The latency to and from GPUs is awful. I've been hacking GPGPU since before CUDA existed (worked with an early beta of CUDA and the GTX 8800). You can do some great throughput-oriented stuff there, but the latency issues meant that GPUs were useless for small-to-medium tasks. It's partly an issue of latency and also an issue of getting 'enough data to make parallelism useful' - we had a pattern matching task that hit peak throughput at about 16K threads which required, of course, a big pile of data.
Things may have improved in terms of latency since then, but we're talking multiple orders of magnitude off (back then) for network processing tasks, much less kernel tasks. And the issue of needing 'big piles of data' to work over isn't going away. This is algorithm-dependent, of course, but lots of data is the easy way to find data-parallelism. :-)
Most of the papers published about GPGPU are either larger data sizes (where GPGPU is a legitimate tactic) or do some really serious handwaving concerning latency (e.g. the GPU routing stuff, 'packetshader'). Just because there are a bunch of people who can get interesting papers out of it doesn't mean it's a good idea.
Perhaps the memory page deduplication candidate detection could run out there. It would be memory bound, but maybe by not ruining the CPU cache it would be a win. (This is important for systems running a bunch of virtual machines.)
I heard Tsubame, a supercomputer built with NVIDIA GPUs, calculated ECC on its GPU-side memory with GPU code because those GPUs were consumer grade and didn't have hardware ECC.
This was really non-obvious to me.
Being the most compelling 'software router' is sort of like being the 'tallest midget' but even in this domain, I think their alleged advantages over CPU-only are mainly due to carefully massaging the presentation of the data.
Multi touch gestures and handwriting recognition.
Oh, and simple xor? Well, assuming data is in L2 already, Intel i7 can xor 10+ GB/s using just single core, between 3 buffers, aka minimum RAID 5. Fastest RAID adapters can achieve only a fraction of that speed.
Maybe block deduplication could be done this way. If the block is a dupe, skipping its allocation on the disk (it would save at least one block write) could offset a lot of block hash calculations.
Here are some more examples:
There are many, many applications beyond crypto.
Of course, had I learned about how the rendering pipeline for graphics works it would have been obvious, but that only came later.

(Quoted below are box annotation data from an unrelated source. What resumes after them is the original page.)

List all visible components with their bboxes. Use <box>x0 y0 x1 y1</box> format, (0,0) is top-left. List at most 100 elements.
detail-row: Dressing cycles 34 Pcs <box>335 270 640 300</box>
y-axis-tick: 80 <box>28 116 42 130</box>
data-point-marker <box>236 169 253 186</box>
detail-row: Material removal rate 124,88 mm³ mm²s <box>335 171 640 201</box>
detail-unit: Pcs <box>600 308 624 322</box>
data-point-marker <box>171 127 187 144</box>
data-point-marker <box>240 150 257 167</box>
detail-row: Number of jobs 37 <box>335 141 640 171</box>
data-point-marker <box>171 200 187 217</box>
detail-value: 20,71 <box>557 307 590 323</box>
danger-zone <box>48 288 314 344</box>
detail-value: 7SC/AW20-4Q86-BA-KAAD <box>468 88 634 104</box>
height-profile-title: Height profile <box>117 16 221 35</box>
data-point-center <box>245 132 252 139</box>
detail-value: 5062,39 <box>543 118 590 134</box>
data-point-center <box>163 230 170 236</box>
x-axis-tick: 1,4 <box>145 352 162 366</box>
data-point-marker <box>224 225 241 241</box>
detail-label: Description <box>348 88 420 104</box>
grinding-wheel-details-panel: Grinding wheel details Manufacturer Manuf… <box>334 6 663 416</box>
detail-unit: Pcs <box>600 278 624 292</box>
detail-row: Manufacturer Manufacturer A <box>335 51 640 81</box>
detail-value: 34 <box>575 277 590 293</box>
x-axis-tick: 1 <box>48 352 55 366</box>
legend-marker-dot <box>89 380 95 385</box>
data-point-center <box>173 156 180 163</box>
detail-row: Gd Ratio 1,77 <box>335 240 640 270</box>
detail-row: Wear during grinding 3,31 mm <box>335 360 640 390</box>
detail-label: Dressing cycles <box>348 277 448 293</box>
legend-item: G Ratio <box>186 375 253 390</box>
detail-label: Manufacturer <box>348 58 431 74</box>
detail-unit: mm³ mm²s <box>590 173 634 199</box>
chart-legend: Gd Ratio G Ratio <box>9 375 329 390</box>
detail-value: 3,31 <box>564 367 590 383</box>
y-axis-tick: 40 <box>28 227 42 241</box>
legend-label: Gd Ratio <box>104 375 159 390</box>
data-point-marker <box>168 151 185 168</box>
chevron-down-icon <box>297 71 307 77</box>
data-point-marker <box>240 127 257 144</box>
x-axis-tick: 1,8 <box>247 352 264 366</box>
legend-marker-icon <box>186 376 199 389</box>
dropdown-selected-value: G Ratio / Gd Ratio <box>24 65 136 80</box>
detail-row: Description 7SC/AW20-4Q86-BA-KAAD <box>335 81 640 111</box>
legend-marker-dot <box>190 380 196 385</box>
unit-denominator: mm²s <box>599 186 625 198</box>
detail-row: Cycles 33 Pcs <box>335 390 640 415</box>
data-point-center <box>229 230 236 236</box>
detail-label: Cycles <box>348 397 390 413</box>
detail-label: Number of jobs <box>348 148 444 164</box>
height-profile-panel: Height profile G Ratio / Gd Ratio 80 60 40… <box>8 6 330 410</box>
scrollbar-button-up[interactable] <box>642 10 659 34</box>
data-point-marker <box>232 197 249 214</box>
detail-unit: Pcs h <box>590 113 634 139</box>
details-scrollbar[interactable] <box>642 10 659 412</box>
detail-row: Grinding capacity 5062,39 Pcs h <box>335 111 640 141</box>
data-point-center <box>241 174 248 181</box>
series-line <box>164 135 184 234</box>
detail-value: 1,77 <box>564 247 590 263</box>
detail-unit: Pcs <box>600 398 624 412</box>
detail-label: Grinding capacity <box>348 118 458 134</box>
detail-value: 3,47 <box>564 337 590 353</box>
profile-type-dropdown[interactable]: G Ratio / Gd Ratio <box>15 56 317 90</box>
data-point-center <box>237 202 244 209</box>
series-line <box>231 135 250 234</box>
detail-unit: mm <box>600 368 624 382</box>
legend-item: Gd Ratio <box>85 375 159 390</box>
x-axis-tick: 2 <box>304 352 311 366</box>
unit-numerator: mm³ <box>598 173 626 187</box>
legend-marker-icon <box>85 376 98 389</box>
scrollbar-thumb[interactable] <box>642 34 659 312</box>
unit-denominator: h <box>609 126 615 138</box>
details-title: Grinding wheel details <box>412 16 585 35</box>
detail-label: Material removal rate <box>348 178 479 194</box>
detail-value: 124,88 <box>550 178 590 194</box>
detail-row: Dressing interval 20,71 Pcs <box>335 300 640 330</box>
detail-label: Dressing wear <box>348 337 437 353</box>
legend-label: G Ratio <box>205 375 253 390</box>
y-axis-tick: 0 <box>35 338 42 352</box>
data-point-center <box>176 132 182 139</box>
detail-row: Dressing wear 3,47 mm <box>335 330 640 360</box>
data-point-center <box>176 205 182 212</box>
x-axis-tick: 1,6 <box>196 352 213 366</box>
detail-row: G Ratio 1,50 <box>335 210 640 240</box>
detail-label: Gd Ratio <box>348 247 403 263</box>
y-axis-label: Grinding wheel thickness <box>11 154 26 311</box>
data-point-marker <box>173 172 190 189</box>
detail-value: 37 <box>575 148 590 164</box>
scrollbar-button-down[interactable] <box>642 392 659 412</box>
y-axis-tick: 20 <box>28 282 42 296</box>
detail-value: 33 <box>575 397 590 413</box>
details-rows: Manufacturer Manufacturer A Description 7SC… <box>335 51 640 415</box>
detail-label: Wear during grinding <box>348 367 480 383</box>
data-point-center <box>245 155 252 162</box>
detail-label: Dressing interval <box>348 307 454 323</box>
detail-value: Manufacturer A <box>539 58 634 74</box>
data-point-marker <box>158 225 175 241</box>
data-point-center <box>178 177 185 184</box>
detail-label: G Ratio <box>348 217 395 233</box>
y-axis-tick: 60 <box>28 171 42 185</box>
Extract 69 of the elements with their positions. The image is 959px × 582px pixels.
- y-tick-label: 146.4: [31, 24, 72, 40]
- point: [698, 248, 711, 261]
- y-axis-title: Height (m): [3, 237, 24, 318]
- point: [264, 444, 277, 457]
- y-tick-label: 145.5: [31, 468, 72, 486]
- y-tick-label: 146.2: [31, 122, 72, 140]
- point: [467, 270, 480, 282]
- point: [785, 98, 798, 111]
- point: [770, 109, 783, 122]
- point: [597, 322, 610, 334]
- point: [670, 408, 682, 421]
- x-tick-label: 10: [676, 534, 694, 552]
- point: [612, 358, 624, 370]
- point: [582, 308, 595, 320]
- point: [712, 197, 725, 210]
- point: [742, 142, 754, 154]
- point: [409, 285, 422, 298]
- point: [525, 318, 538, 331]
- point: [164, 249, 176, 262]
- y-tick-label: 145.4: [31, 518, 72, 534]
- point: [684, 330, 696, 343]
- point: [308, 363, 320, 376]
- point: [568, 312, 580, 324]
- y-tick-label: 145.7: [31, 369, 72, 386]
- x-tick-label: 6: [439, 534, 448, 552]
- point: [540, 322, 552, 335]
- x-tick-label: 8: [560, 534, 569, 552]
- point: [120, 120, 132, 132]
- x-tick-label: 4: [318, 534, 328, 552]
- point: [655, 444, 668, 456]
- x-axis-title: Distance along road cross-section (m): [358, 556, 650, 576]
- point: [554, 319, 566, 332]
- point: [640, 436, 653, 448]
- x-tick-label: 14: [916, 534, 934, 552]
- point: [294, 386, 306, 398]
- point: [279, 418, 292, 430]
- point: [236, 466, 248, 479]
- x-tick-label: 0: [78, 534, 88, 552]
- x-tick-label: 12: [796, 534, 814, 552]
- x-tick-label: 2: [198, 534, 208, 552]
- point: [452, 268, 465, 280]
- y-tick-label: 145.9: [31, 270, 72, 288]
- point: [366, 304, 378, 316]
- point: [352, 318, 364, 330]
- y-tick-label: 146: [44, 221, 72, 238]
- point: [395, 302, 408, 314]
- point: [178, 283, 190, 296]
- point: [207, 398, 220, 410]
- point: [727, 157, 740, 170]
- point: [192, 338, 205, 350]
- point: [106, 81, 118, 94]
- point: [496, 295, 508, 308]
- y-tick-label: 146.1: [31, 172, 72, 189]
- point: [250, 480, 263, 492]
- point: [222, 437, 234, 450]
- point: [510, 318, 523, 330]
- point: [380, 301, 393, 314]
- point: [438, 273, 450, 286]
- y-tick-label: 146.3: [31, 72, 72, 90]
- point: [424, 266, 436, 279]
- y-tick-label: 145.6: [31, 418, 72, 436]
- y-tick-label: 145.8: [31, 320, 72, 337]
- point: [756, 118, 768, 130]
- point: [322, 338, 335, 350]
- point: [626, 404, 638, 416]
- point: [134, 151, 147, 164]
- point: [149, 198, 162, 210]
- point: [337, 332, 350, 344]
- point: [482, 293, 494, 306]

After that, I've always wondered how feasible it would be to write an OS for regular users (there are CUDA supercomputers, but that isn't very representative of how most people make use of computers) that makes use of the GPU for various computations other than graphics. Hopefully, this project will shed some light in that direction.
So for a proof of concept it makes sense to go with CUDA so you can play with the algorithms and not worry about all the other stuff.
It's interesting, but the applications to this are seriously limited and very specific.
Graphic apps already use the GPU. The OS mostly keeps data structures and calls functions.
I think people often forget to factor in data transfer time. Matrix multiplication is 98x faster on my gpu than on my cpu, but I don't actually break even on real world time until the dimensions are up around 2000 or so.
That's the entire point, that there is no usefulness to this outside of very specific applications.
Regarding security, these days, GPUs have memory isolation and protection. This is how the drivers work: they give a process its own memory-mapped command queue, and only permissions to use part of the GPU memory which they've allocated.
So although it does increase the attack service to GPU+CPU instead of just CPU, it is not a matter of 'simply stuffing everything into the privileged domain'.